Objectives To understand attitudes towards infertility and willingness to pay (WTP) towards a publicly funded national assistive reproductive therapies (ART) programme.
Design Attitudes survey with dichotomous and open-ended WTP questions.
Setting Online survey administered in the USA, UK, Spain, Norway, Sweden, Finland, Denmark and China.
Participants 7945 respondents, analysed by country. Nordic respondents were pooled into a regionally representative sample.
Primary and secondary outcome measures Primary outcome measures were proportion of sample agreeing with different infertility-related and ART-related value statements and supporting a monthly contribution to fund a national ART programme, expressed in local currency. Secondary outcome measure was maximum WTP.

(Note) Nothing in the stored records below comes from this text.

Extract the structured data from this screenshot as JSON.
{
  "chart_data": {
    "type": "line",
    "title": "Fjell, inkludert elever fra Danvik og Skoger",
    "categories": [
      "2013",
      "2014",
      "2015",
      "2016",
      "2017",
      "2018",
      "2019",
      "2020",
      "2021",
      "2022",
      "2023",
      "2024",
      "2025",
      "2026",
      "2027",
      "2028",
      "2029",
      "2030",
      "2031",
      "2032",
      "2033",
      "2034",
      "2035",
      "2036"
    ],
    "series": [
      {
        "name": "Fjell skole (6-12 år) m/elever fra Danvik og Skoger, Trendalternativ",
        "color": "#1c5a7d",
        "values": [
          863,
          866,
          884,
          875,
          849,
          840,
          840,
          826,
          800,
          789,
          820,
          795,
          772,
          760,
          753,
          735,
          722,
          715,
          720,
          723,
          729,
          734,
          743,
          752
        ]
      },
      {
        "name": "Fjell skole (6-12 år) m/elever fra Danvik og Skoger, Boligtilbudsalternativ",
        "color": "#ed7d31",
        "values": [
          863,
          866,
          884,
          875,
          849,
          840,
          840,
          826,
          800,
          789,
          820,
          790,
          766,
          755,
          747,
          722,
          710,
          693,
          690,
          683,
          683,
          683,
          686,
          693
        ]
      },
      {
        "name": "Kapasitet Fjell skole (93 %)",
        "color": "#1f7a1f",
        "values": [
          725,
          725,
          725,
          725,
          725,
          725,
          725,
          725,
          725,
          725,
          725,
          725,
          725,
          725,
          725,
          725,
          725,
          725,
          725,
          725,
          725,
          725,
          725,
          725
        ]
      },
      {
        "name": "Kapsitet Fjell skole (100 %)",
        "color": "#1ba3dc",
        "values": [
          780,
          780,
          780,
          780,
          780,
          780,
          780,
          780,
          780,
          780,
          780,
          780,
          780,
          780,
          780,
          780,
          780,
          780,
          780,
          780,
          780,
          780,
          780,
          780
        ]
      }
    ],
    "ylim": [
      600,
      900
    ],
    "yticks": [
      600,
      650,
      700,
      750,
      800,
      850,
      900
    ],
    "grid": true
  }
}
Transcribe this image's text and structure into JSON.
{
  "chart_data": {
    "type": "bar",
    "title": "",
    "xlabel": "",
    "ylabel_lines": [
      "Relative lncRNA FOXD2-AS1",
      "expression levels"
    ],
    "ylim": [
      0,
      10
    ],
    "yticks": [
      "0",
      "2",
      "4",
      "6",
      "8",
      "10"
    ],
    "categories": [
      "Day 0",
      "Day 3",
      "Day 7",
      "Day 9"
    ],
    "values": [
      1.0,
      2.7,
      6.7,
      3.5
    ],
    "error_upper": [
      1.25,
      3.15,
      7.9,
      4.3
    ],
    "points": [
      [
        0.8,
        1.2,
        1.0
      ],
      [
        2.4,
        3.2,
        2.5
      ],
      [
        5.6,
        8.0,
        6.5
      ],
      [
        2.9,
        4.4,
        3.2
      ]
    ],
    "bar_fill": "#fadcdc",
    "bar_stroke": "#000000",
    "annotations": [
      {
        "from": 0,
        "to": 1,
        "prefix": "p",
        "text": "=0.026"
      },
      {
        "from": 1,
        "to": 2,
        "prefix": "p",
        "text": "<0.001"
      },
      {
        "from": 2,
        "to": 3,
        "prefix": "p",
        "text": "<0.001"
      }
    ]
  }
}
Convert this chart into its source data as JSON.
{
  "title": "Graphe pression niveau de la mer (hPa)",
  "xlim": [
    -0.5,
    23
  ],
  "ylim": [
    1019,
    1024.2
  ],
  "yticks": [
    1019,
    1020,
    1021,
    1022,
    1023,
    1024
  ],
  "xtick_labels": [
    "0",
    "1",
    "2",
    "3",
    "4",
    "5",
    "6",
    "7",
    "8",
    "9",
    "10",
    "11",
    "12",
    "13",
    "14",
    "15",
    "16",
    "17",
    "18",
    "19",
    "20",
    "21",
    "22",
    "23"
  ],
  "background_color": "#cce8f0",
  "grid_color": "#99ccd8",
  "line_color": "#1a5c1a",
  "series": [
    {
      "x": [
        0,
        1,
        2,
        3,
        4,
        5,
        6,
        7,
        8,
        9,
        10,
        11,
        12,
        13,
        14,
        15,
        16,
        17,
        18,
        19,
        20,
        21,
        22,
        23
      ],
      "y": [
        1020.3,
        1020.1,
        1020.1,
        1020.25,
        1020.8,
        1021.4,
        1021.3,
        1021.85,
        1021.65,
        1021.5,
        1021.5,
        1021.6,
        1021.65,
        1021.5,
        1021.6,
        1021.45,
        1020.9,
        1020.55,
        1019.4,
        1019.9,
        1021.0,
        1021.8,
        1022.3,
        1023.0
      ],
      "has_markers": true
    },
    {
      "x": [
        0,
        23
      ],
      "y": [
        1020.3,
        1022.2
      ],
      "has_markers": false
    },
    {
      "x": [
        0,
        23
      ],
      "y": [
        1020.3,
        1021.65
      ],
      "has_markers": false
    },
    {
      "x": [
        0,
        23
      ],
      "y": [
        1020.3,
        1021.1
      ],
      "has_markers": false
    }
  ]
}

Results Across the nationally representative samples, 75.5% of all respondents agreed with infertility as a medical condition and 82.3% and 83.7% with ART eligibility for anyone who has difficulty having a baby or a medical problem preventing them from having a baby, respectively. 56.4% of respondents supported a defined monthly contribution and 73.9% supported at least some additional contribution to fund a national ART programme. Overall, converting to euros, median maximum WTP was €3.00 and mean was €15.47 (95% CI 14.23 to 16.72) per month. Maximum WTP was highest in China and the USA and lowest in the European samples.
Conclusions This large, multicountry survey extends our understanding of public attitudes towards infertility and fertility treatment beyond Europe. It finds evidence that a majority of the public in all sampled countries/regions views infertility as a treatable medical condition and supports the idea that all infertile individuals should have access to treatments that improve the chance of conception. There was also strong agreement with the idea that the desire for children is a basic human need. WTP questions showed that a majority of respondents supported a monthly contribution to fund a national ART programme, although there is some evidence of an acquiescence bias that may overstate support among specific samples.